What made you think they shared intimacy? They may not have

stuckinthemiddlewithu · 04/08/2018 01:22

im just going by the texts between them and it seems although they were sleeping together

OP posts:
pallisers · 04/08/2018 01:26

tbh I'm shocked at you being shocked.

I am the most conservative, boring, involved mother ever - I cannot relate at all to the posts on MN saying "he/she is 16 and is an adult" but

  1. they are now 18 - so none of your business
  2. so they had a sexual relationship at 16 - lots do. I'd rather know if it was my kid but I wouldn't be stressing about it 2 years on.

you need to forget what you read basically.

BlankTimes · 04/08/2018 01:27

I am just literally so shocked thinking that we left them alone at 15/16 and this was going on

You need time to process your shock. Please don't say anything to anyone about the messages, it's 2 years in the past and there's absolutely nothing to be gained by mentioning it to anyone.

Would you really have been so shocked if it was someone else's son and a similarly aged girl left alone a lot at that age, or would you have realistically thought sex was a likely outcome?

Aquamarine1029 · 04/08/2018 01:33

I hope you wouldn't tell your friend, ffs. That would be a total betrayal of your son. Stay out of it because it's none of your business.

Ginkypig · 04/08/2018 01:35

Well put it this way at least his (likely) first time was with a nice girl who he had a healthy friendship with before hand and that they obviously treated each other well because there hasn't been any fallout between them since it happened.

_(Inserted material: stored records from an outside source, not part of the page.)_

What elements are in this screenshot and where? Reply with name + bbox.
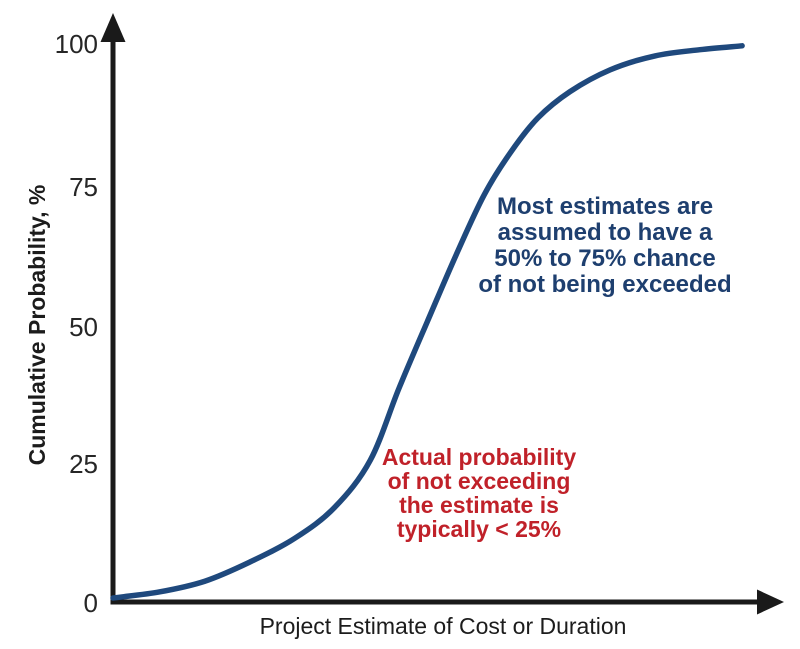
y-tick-label-0: 0 — [83, 588, 98, 618]
x-axis-arrowhead-icon — [757, 589, 784, 615]
annotation-most-estimates: Most estimates are assumed to have a 50%… — [478, 193, 732, 298]
y-tick-label-50: 50 — [69, 312, 98, 342]
y-tick-label-75: 75 — [69, 172, 98, 202]
s-curve — [110, 43, 745, 601]
y-tick-label-25: 25 — [69, 449, 98, 479]
y-axis-arrowhead-icon — [100, 13, 126, 42]
x-axis-title: Project Estimate of Cost or Duration — [259, 613, 627, 639]
y-tick-label-100: 100 — [54, 29, 98, 59]
annotation-actual-probability: Actual probability of not exceeding the … — [381, 444, 577, 542]
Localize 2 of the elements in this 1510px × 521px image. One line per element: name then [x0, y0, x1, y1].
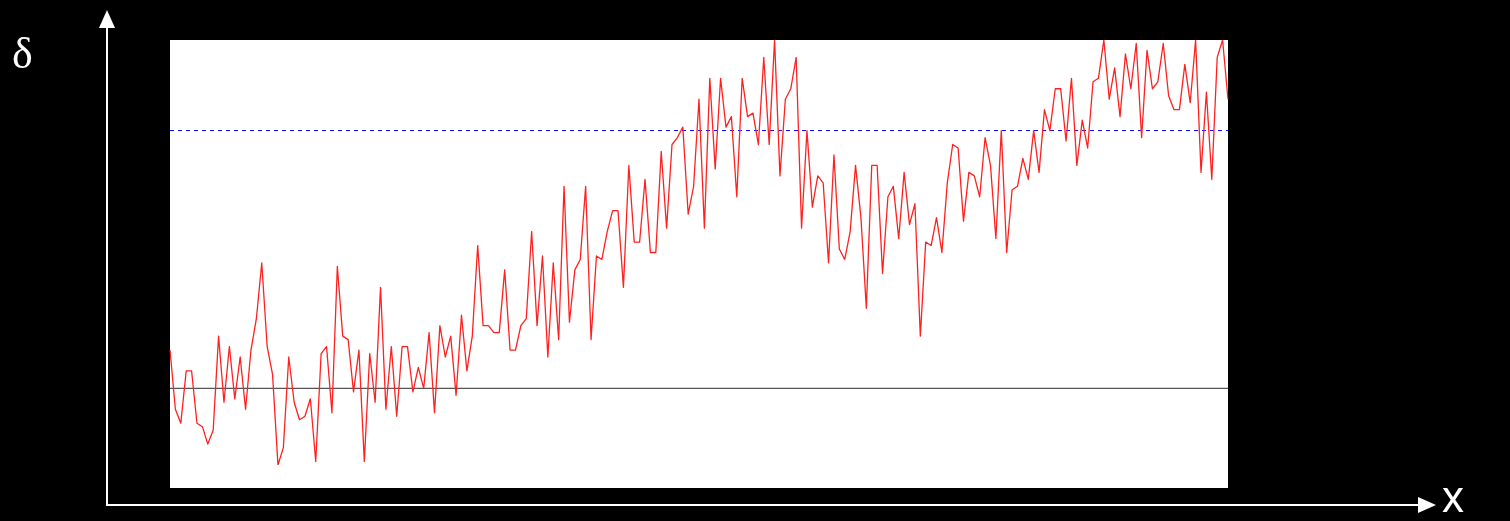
x-axis-title: x — [1442, 472, 1464, 521]
y-axis-title: δ — [12, 28, 33, 79]
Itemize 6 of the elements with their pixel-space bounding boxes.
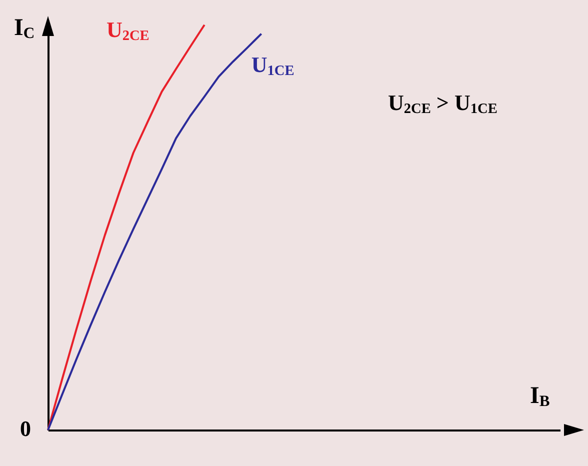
annotation: U$_{2CE}$ > U$_{1CE}$ [388, 90, 498, 117]
series-label: U$_{2CE}$ [106, 16, 150, 44]
y-axis-title: I$_{C}$ [14, 15, 35, 42]
series-label: U$_{1CE}$ [251, 52, 294, 79]
x-axis-title: I$_{B}$ [530, 383, 550, 410]
text: 0 [20, 416, 31, 441]
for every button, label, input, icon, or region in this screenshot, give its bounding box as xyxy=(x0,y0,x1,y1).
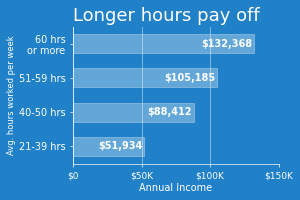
Bar xyxy=(73,103,194,122)
X-axis label: Annual Income: Annual Income xyxy=(139,183,212,193)
Text: $105,185: $105,185 xyxy=(164,73,215,83)
Bar xyxy=(73,34,254,53)
Text: $132,368: $132,368 xyxy=(201,39,252,49)
Y-axis label: Avg. hours worked per week: Avg. hours worked per week xyxy=(7,35,16,155)
Bar xyxy=(73,68,217,87)
Text: $88,412: $88,412 xyxy=(148,107,192,117)
Bar xyxy=(73,137,144,156)
Text: $51,934: $51,934 xyxy=(98,141,142,151)
Text: Longer hours pay off: Longer hours pay off xyxy=(73,7,260,25)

So many of us boys and girls have awful first experiences! Drunken fumbles that we regret, being forced before we're ready, not being mature enough to realise the other person is using us and then breaks our hearts, the person tells all their friends who then rip the piss out of you. The list goes on and on!

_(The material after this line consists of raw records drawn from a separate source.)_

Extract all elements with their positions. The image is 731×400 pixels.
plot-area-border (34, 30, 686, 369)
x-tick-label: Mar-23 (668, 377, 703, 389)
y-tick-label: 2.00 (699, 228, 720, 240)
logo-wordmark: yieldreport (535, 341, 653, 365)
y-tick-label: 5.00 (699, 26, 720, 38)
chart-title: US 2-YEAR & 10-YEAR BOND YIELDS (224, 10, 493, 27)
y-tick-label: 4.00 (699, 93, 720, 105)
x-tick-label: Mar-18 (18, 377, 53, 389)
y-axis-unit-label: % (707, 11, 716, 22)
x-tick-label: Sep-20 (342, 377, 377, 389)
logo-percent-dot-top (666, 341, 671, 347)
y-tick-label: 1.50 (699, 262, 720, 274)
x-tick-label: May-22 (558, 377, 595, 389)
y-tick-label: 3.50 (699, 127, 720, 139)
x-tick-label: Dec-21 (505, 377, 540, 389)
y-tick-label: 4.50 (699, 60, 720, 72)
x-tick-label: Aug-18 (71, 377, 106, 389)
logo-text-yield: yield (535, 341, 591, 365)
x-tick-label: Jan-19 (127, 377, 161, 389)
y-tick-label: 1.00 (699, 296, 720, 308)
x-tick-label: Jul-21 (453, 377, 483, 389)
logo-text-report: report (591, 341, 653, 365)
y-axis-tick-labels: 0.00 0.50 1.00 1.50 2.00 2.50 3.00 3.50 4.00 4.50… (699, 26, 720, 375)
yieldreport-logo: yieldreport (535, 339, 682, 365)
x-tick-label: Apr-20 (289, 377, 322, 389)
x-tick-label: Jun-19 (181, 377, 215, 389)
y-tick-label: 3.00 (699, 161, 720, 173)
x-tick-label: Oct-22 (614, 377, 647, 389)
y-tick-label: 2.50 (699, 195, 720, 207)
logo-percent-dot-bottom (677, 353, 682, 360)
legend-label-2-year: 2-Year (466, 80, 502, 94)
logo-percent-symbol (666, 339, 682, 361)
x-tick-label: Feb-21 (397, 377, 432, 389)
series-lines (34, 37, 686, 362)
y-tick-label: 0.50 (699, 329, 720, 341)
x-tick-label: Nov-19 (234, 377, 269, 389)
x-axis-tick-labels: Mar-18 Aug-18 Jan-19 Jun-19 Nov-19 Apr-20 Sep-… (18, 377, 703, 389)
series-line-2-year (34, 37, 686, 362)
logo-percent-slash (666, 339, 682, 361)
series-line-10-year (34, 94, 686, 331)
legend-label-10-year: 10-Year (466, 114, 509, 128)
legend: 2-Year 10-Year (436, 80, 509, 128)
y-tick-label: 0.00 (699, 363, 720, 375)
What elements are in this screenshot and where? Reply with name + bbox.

At least your son can look back (hopefully) and his first time story is I lost it to my childhood friend, we didn't stay together but we stayed friends after.

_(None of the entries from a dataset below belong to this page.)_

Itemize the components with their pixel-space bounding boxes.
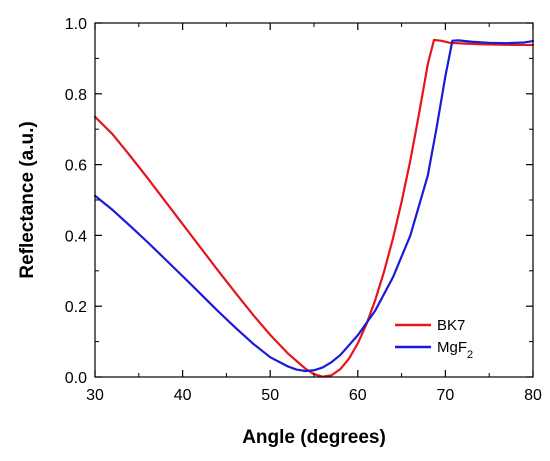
legend-label-subscript: 2	[467, 349, 473, 361]
y-tick-label: 0.2	[65, 299, 87, 316]
legend: BK7 MgF2	[395, 317, 473, 361]
x-tick-label: 40	[174, 387, 192, 404]
x-axis-label: Angle (degrees)	[242, 427, 386, 448]
x-tick-label: 70	[437, 387, 455, 404]
x-tick-label: 50	[261, 387, 279, 404]
y-tick-label: 0.6	[65, 158, 87, 175]
y-axis-label: Reflectance (a.u.)	[17, 121, 38, 278]
y-tick-label: 0.4	[65, 228, 87, 245]
legend-label-text: MgF	[437, 339, 467, 356]
legend-label-mgf2: MgF2	[437, 339, 473, 361]
series-layer	[93, 38, 535, 378]
x-tick-label: 30	[86, 387, 104, 404]
tick-layer: 30 40 50 60 70 80 0.0 0.2 0.4 0.6 0.8 1.0	[65, 16, 542, 404]
y-tick-label: 0.0	[65, 370, 87, 387]
y-tick-label: 0.8	[65, 87, 87, 104]
plot-frame	[94, 22, 534, 378]
y-tick-label: 1.0	[65, 16, 87, 33]
legend-label-bk7: BK7	[437, 317, 465, 334]
x-tick-label: 80	[524, 387, 542, 404]
series-line-bk7	[93, 38, 535, 378]
x-tick-label: 60	[349, 387, 367, 404]
series-line-mgf2	[93, 39, 535, 373]
legend-label-text: BK7	[437, 317, 465, 334]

FlyingMonkeys · 04/08/2018 01:55

Sure you could question him... What do you expect him to say though? They're both 18 now, they had consensual sex at 15/16? I'd say he's be mortified you'd felt the need to drag up his sexual past from 2yrs ago and that horse has long since bolted... why tell her mum? 'Are you aware your daughter slept with my son 2-3yrs ago?'. What do you think she'll do? Offer her contraceptive advice 3yrs on?

FlyingMonkeys · 04/08/2018 01:57

If you lent your son your old phone and there was sexual content regarding yourself and a partner on there OP would you like him to discuss it with you?

QueenDoris · 04/08/2018 02:04

Unless you have a two year old grandchild I suggest they managed to handle themselves appropriately.

rainbowsandsmiles · 04/08/2018 02:06

Oh jeez. Mum to a teenager here.As much as you don't want to have seen the messages, they've done nothing wrong! Delete and ignore and try to pretend you never saw them.

Pengggwn · 04/08/2018 05:30

Done and dusted. What is to be gained, other than embarrassing your son, upsetting your friend and generally looking like you lack boundaries?